Continued research and development efforts will be crucial to enhance the accuracy, realism and diversity of synthetic datasets. Interdisciplinary collaboration and open dialogue are vital to address the ethical challenges surrounding synthetic data and ensure its responsible and beneficial application across various domains.
The development of clear guidelines and regulations for synthetic data usage and sharing is necessary to strike a balance between innovation and protecting individual privacy. Collaborative efforts between researchers, policymakers and industry stakeholders are essential to establish best practices and standards that govern the generation, evaluation and use of synthetic data. This is already happening in the IEC and ISO Committee on AI (SC 42).

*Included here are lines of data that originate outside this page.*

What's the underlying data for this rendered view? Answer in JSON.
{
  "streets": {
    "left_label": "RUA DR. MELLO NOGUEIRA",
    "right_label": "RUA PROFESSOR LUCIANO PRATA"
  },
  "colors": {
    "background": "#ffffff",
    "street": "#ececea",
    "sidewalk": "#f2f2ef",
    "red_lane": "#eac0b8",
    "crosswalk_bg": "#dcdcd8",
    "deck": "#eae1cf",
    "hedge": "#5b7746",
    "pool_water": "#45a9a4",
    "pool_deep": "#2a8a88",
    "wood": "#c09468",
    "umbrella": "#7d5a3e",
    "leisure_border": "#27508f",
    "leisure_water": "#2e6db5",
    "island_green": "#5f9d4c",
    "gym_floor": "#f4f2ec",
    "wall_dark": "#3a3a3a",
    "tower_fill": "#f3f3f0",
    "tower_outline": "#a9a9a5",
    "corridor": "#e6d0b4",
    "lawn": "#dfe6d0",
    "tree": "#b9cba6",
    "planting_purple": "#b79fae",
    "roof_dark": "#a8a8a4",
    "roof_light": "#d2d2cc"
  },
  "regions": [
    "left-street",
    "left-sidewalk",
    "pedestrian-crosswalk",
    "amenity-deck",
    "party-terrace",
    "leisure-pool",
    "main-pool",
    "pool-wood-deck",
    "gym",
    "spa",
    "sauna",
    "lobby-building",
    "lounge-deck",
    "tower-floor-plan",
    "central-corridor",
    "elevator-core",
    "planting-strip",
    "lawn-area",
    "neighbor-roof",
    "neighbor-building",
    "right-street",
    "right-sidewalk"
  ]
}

Standardization work on AI
Earlier this year, there was a lively discussion about synthetic data at SC 42’s spring plenary meeting, in Berlin. It ended with delegates approving work on a new ISO/IEC Technical Report (TR) about synthetic data to be published next year. The SC 42 project will likely aim to identify best practices for the generation, evaluation and use of synthetic data in AI systems. This can help promote the responsible and effective use of synthetic data while addressing privacy concerns and improving the availability and diversity of data for AI research and development.
“Ensuring broad responsible AI adoption requires an ecosystem of standards,” said Wael William Diab, Chair of SC 42. “Novel standards projects such as those in our data program of work that include synthetic data is a reflection of the dynamic nature standards are taking to address emerging requirements and social issues.”
“The ability of AI systems to use synthetic data unlocks a tremendous potential for applications,” said David Boyd, conveyor of the data working group under the joint IEC and ISO committee on AI. “The use of synthetic data addressed one of the major challenges of training advanced models in a practical and ethical way.”
SC 42 develops international standards for artificial intelligence. Its unique holistic approach considers the entire AI ecosystem, by looking at technology capability and non-technical requirements, such as business and regulatory and policy requirements, application domain needs, and ethical and societal concerns.